Menurutnya, Presiden Prabowo Subianto sejak masa kampanye hingga menjabat sebagai Presiden telah berulang kali menyampaikan komitmen untuk memerangi korupsi. Karena itu, ia berharap setiap kebijakan tetap sejalan dengan semangat tersebut.
Prof. Juanda mengaku sulit membayangkan apabila pergantian Kapolri dilakukan di tengah proses penegakan hukum terhadap perkara korupsi yang dinilai memiliki nilai strategis dan mendapat perhatian luas masyarakat.
Ia berpendapat, apabila aparat kepolisian dinilai bekerja profesional, berdasarkan alat bukti yang cukup, dan menjalankan arahan Presiden dalam pemberantasan korupsi, maka langkah tersebut seharusnya mendapat dukungan.

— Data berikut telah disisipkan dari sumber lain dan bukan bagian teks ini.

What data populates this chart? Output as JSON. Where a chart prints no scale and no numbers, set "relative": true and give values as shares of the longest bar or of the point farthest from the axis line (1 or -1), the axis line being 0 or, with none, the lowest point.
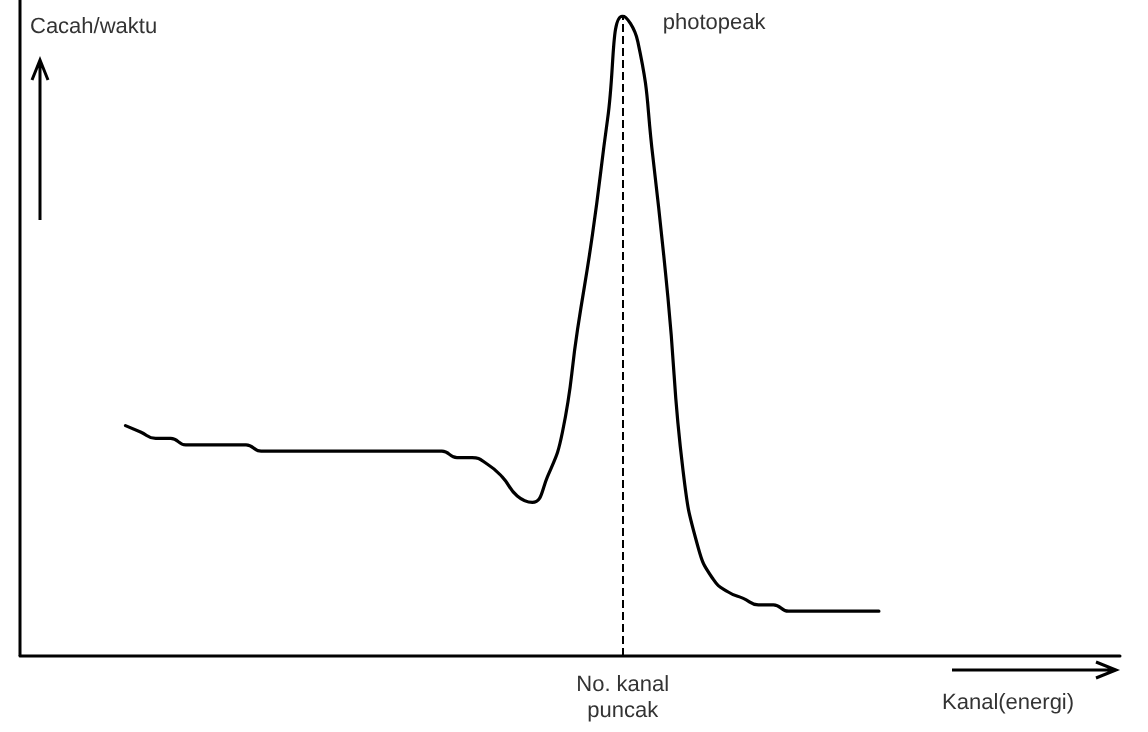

“Pengungkapan perkara korupsi berskala besar bukan pekerjaan mudah. Dibutuhkan keberanian, profesionalisme, serta dasar pembuktian yang kuat,” katanya.
Prof. Juanda juga mengingatkan agar aparat penegak hukum tidak terpengaruh oleh berbagai spekulasi yang berkembang selama proses penegakan hukum berlangsung.
Ia berharap masyarakat terus mengawal upaya pemberantasan korupsi dan pemerintah menunjukkan konsistensi antara komitmen yang disampaikan kepada publik dengan kebijakan yang diambil.
“Rakyat tentu berharap pemberantasan korupsi dilakukan secara konsisten dan tuntas sesuai prinsip negara hukum,” tutup Prof. Juanda, yang juga menjabat sebagai Ketua Dewan Pembina DPP PERADI MAJU.